She uses an astral gateway to go to a world where everyone she knows is basically turned into a creature or being within the realm of wonderland.
Goes on a journey within the second movie to meet father time to restore the balance of everything who is a being of himself able to travel to any point in time with a mechanism thst is his creation.
Oh you’re refering to Burton’s imagination not the books.
Who, I might add, brags about never touching comic rags so I doubt he even read the books. Both films are so far off… fun but a different town to the books.
Well the time travel and transdemensional aspects of everyone in her world being turned into the rabbit, the rose queen, and many other characters tied into her sailor job description mostly for number 2 suggest a lot of the imagination and creationist views in soul travel so it checks out
Oh it does but not sure if it’s intentional from Burton. I just found the films so so and when the idea of Alice in Wonderland comes up for debate I default to the text.
Well for example the Jaberwalky is a manifestation of Alice’s fears. There is no “magic sword” and the Jaberwalky doesn’t talk nor can it be controlled, she has to overcome it.
I always got the impression it was a lovecraftian horror from her mind.
Everything in the books are metaphors. Some say just about politics of the time but I see so much of the Id and Ego in that story as well as what you see in Burton’s films.
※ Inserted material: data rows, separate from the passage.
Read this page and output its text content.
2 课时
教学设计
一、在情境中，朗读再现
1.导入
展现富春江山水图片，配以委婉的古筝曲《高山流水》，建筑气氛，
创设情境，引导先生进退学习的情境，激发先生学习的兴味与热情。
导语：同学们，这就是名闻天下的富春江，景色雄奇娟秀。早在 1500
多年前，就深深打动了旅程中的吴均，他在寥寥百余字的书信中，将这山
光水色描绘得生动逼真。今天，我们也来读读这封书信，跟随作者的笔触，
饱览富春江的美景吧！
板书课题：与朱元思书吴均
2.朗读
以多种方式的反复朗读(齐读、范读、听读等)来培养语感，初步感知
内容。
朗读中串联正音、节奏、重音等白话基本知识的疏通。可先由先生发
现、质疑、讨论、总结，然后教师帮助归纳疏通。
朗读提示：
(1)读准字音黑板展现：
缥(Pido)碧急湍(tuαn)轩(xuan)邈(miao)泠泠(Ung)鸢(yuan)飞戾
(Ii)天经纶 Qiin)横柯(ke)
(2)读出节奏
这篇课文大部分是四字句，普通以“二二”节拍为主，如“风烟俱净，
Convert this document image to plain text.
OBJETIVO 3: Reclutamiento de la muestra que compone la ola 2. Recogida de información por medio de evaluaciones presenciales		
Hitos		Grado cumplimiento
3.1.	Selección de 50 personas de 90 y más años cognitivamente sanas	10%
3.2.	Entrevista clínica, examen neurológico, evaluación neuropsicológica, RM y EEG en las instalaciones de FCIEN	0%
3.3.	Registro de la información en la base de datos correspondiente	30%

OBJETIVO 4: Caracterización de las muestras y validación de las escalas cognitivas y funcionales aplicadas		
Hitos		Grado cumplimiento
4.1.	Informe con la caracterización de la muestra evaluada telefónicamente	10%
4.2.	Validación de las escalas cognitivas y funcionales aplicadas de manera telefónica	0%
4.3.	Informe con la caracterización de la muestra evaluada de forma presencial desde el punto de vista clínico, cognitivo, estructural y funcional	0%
Unlike The Chronicals of Narnia which is painfully Christian, Caroll may have been Christian but the themes he spoke of seemed more phylisophical. Christians of that time did talk about other issues.
I’m sure Christianity is in there but not every breath Alice took was about Christ or Christian dogma like Narnia.
It would be very difficult to interpret it as anything other than the Christian mythos, despite the fact that films like The Matrix have got hold of the “rabbit hole” thing. Yes it is not as blatant as the Narnia chronicles but fundamentally it is a Christian allegory.